Mazzoli was at first leery of adapting such a prominent film, but she found “it was an idea that wouldn’t leave me alone”. She and Vavrek, who both live in Brooklyn, previously worked together on Song From the Uproar, a chamber opera about the Swiss explorer Isabelle Eberhardt. But while Vavrek’s libretti have powered a string of gritty operas, the Yale-trained Mazzoli is most identified with downtown chamber music, having written works for Kronos Quartet, Eighth Blackbird and other groups.

Yet Mazzoli was in the midst of a three-year residency at Opera Philadelphia, which, together with Beth Morrison Projects, offered her a commission. Once funding and rights were secured, she and Vavrek traveled to the film’s Scottish locations, where they spent a week studying the local accents and taking in the craggy mountainous landscapes. In her score, Mazzoli aims to evoke Gaelic Psalms, a rough-hewn style of church singing on the Isle of Skye, and the droning texture of bagpipes. “The sound of bagpipes weirdly corresponds to the Scottish landscape in such an interesting way,” she said. “It’s a very loud landscape.”

Emily Watson and Stellan Skarsgard in von Trier’s 1996 film: ‘I’m very curious,’ the director said of the opera. Photograph: Everett/REX/Shutterstock

Finding a theatrical parallel to von Trier’s raw, shaky-cam documentary style fell to James Darrah, a Los Angeles-based director. He says he largely resisted a Scottish postcard approach, instead emphasizing stylized video projections of oil and water. “It’s a very slippery slope where you become very dependent on period, naturalism and all those things,” he said. “We’re trying to use choreography and visuals that are completely abstracted, in some instances, and completely nightmarish in others.” The cast, led by soprano Kiera Duffy and baritone Jon Moore, will be outfitted in early 1970s-style costumes.

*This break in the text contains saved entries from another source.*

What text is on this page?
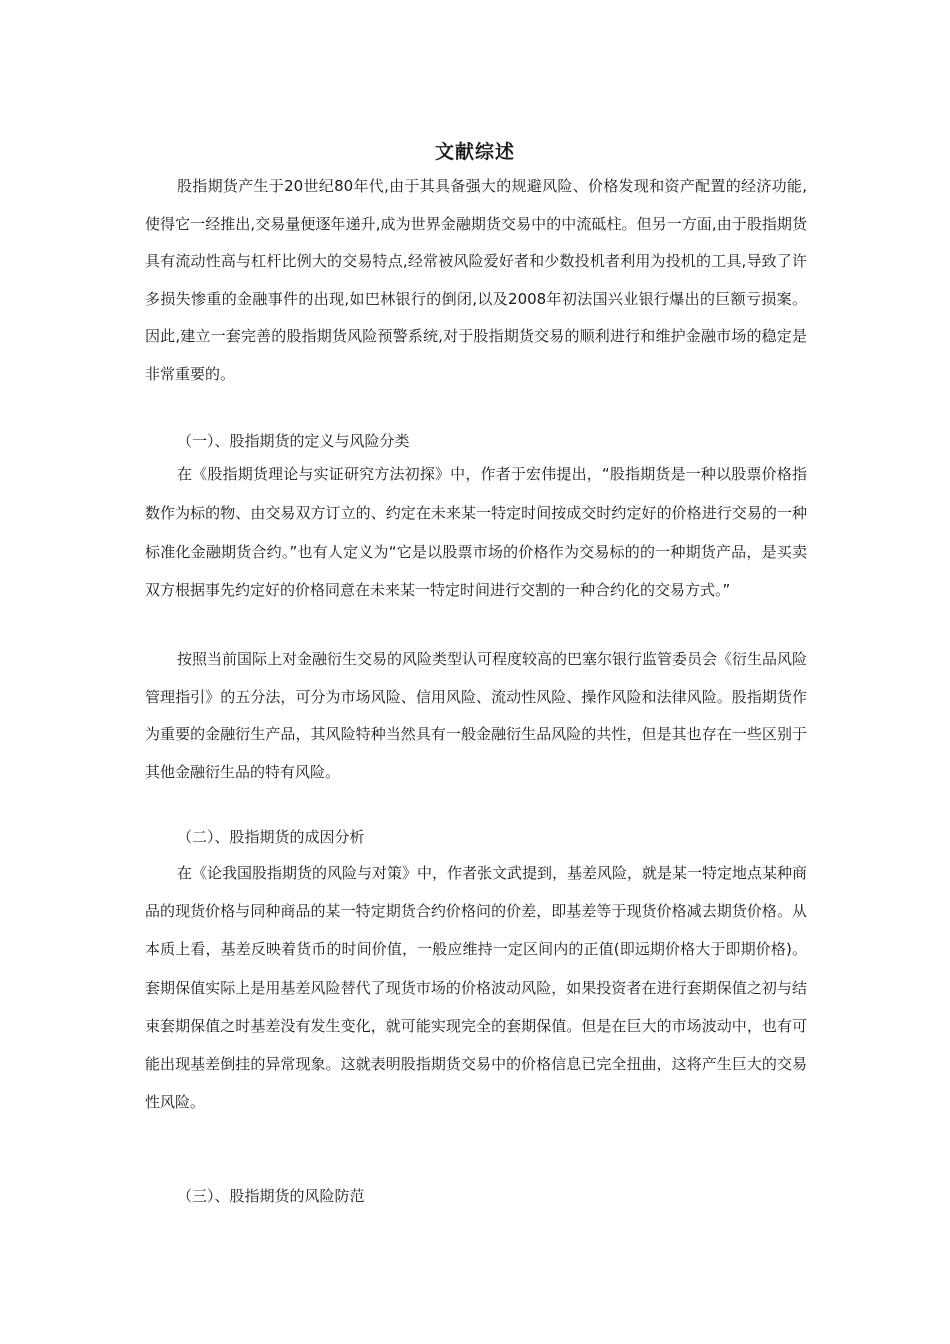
文献综述

股指期货产生于20世纪80年代,由于其具备强大的规避风险、价格发现和资产配置的经济功能,使得它一经推出,交易量便逐年递升,成为世界金融期货交易中的中流砥柱。但另一方面,由于股指期货具有流动性高与杠杆比例大的交易特点,经常被风险爱好者和少数投机者利用为投机的工具,导致了许多损失惨重的金融事件的出现,如巴林银行的倒闭,以及2008年初法国兴业银行爆出的巨额亏损案。因此,建立一套完善的股指期货风险预警系统,对于股指期货交易的顺利进行和维护金融市场的稳定是非常重要的。

（一）、股指期货的定义与风险分类

在《股指期货理论与实证研究方法初探》中，作者于宏伟提出，“股指期货是一种以股票价格指数作为标的物、由交易双方订立的、约定在未来某一特定时间按成交时约定好的价格进行交易的一种标准化金融期货合约。”也有人定义为“它是以股票市场的价格作为交易标的的一种期货产品，是买卖双方根据事先约定好的价格同意在未来某一特定时间进行交割的一种合约化的交易方式。”

按照当前国际上对金融衍生交易的风险类型认可程度较高的巴塞尔银行监管委员会《衍生品风险管理指引》的五分法，可分为市场风险、信用风险、流动性风险、操作风险和法律风险。股指期货作为重要的金融衍生产品，其风险特种当然具有一般金融衍生品风险的共性，但是其也存在一些区别于其他金融衍生品的特有风险。

（二）、股指期货的成因分析

在《论我国股指期货的风险与对策》中，作者张文武提到，基差风险，就是某一特定地点某种商品的现货价格与同种商品的某一特定期货合约价格问的价差，即基差等于现货价格减去期货价格。从本质上看，基差反映着货币的时间价值，一般应维持一定区间内的正值(即远期价格大于即期价格)。 套期保值实际上是用基差风险替代了现货市场的价格波动风险，如果投资者在进行套期保值之初与结束套期保值之时基差没有发生变化，就可能实现完全的套期保值。但是在巨大的市场波动中，也有可能出现基差倒挂的异常现象。这就表明股指期货交易中的价格信息已完全扭曲，这将产生巨大的交易性风险。

（三）、股指期货的风险防范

Von Trier, who has a fear of flying, says he won’t attend the premiere, but admits: “I’m very curious and I would definitely like to see a video if they make one.”

Where the opera’s creators didn’t wish to dilute their source material is in the film’s tough mixture of sex and violence, entailing an advisory for adult content (Opera Philadelphia general director and president David Devan insists that “we’re doing it responsibly”). Yet ultimately, Mazzoli believes that opera’s reflective capacities can reveal new depths in the drama. At the Guggenheim preview, Moore delivered Jan’s poignant love song, which serves as an epilogue.

“It’s interesting in watching this film, how at first, you really don’t trust him,” said Mazzoli, referring to Jan. “He accidentally leads her into this place of suffering because she misconstrues what he’s telling her to do. But it is a true, true love story.”